Lawn trees face a combination of challenges. Fed a steady stream of sprinkler water, they’ve grown accustomed to shallow irrigation. They have no need to stretch their roots down or out in search of moisture. But even in abundance, they may not be getting all the water they need.

“They’re always competing with lawn for water,” Buckwalter said. “They’re not getting deep watering from sprinklers. Instead, water them s-l-o-w-l-y with a hose. Let it soak in. Then, take a (soil) probe and see how far the water reaches.”

Ideally, that water should reach down a foot or more.

“Dig a hole,” Poulson said. “Dig deep; at least 18 inches. That’s the root zone (for many trees). If it’s still moist 18 inches deep, the tree will find that water.”

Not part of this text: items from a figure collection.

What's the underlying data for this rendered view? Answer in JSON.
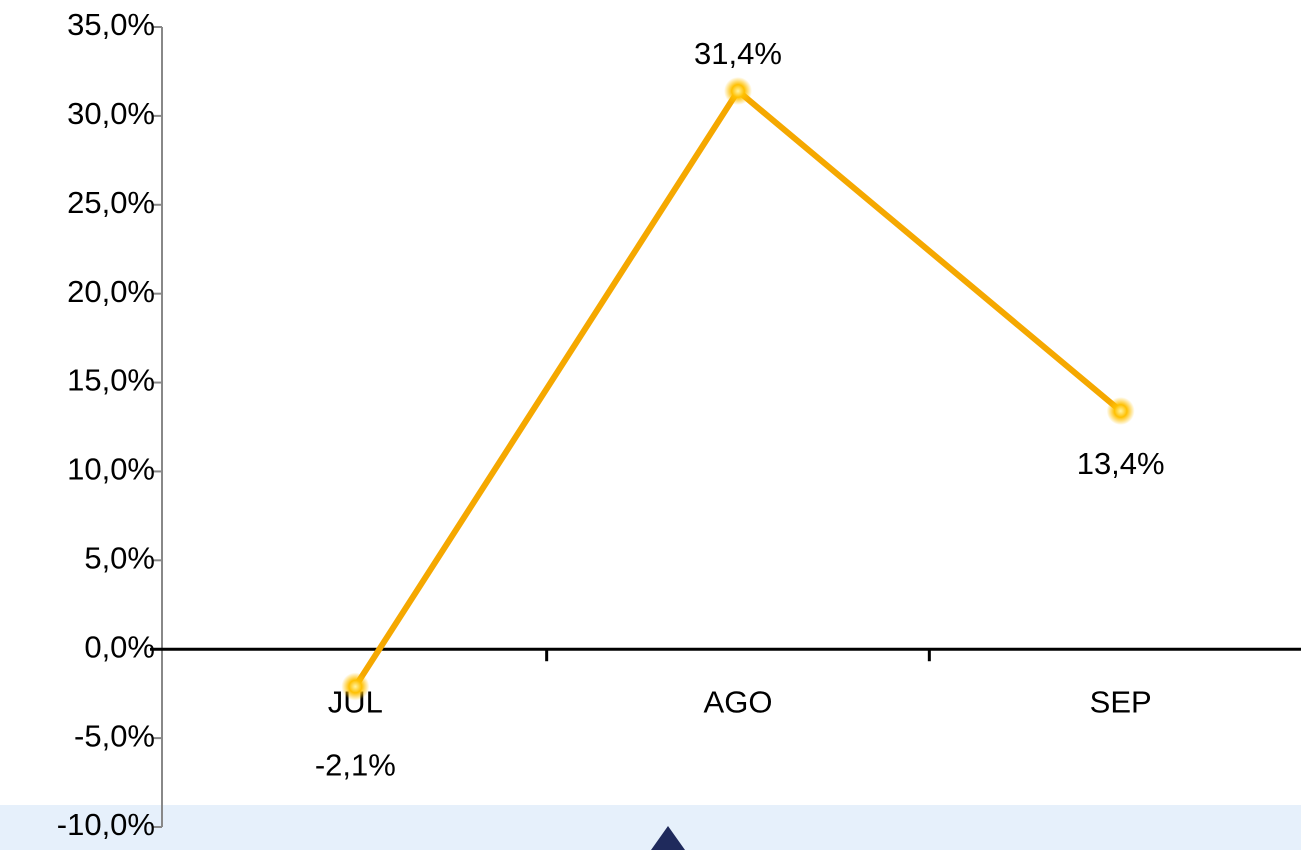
{
  "chart_data": {
    "type": "line",
    "categories": [
      "JUL",
      "AGO",
      "SEP"
    ],
    "series": [
      {
        "name": "",
        "color": "#f5a800",
        "values": [
          -2.1,
          31.4,
          13.4
        ],
        "value_labels": [
          "-2,1%",
          "31,4%",
          "13,4%"
        ]
      }
    ],
    "ylim": [
      -10,
      35
    ],
    "yticks": [
      {
        "value": -10,
        "label": "-10,0%"
      },
      {
        "value": -5,
        "label": "-5,0%"
      },
      {
        "value": 0,
        "label": "0,0%"
      },
      {
        "value": 5,
        "label": "5,0%"
      },
      {
        "value": 10,
        "label": "10,0%"
      },
      {
        "value": 15,
        "label": "15,0%"
      },
      {
        "value": 20,
        "label": "20,0%"
      },
      {
        "value": 25,
        "label": "25,0%"
      },
      {
        "value": 30,
        "label": "30,0%"
      },
      {
        "value": 35,
        "label": "35,0%"
      }
    ]
  }
}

Some trees are just thirstier than others. Birches, coastal redwoods, red maples and magnolias need regular irrigation even in normal rain years. Ornamental flowering trees as well as all fruit trees need deep watering, preferably twice a month.

“It will affect the fruit if there’s no water,” Poulson said. “For example, improper irrigation in citrus will make the fruit very pithy.”

Sycamores can get by on twice-monthly irrigation. “They’re actually pretty tough,” Poulson said. “They grow naturally near stream beds and need some supplemental water, but they’ll survive.”

Coastal redwoods are more problematic.

“I’m seeing more problems with them lately because they’re not getting enough water,” Poulson said. “People think redwoods are drought tolerant because they’re California natives, but they grow (naturally) in a foggy, constantly damp environment near the coast where they get lots of moisture. They need more water than they’re getting in Sacramento.”

Native to the Sierra, incense cedars naturally need less water, he noted. “To be a native in this part of California, you pretty much have to be drought tolerant.”

Many older trees have tapped into the underground water table, Poulson noted. But during drought, wells have drawn off that same resource. As the water table drops, the tree’s roots are unable to reach that moisture. So even trees that usually need no extra water may need some irrigation.

“You need to monitor the situation and stay in tune with your trees,” he said. “Some will get by on practically nothing. A lot of well-established trees will be just fine – as long as the drought doesn’t go on too long.”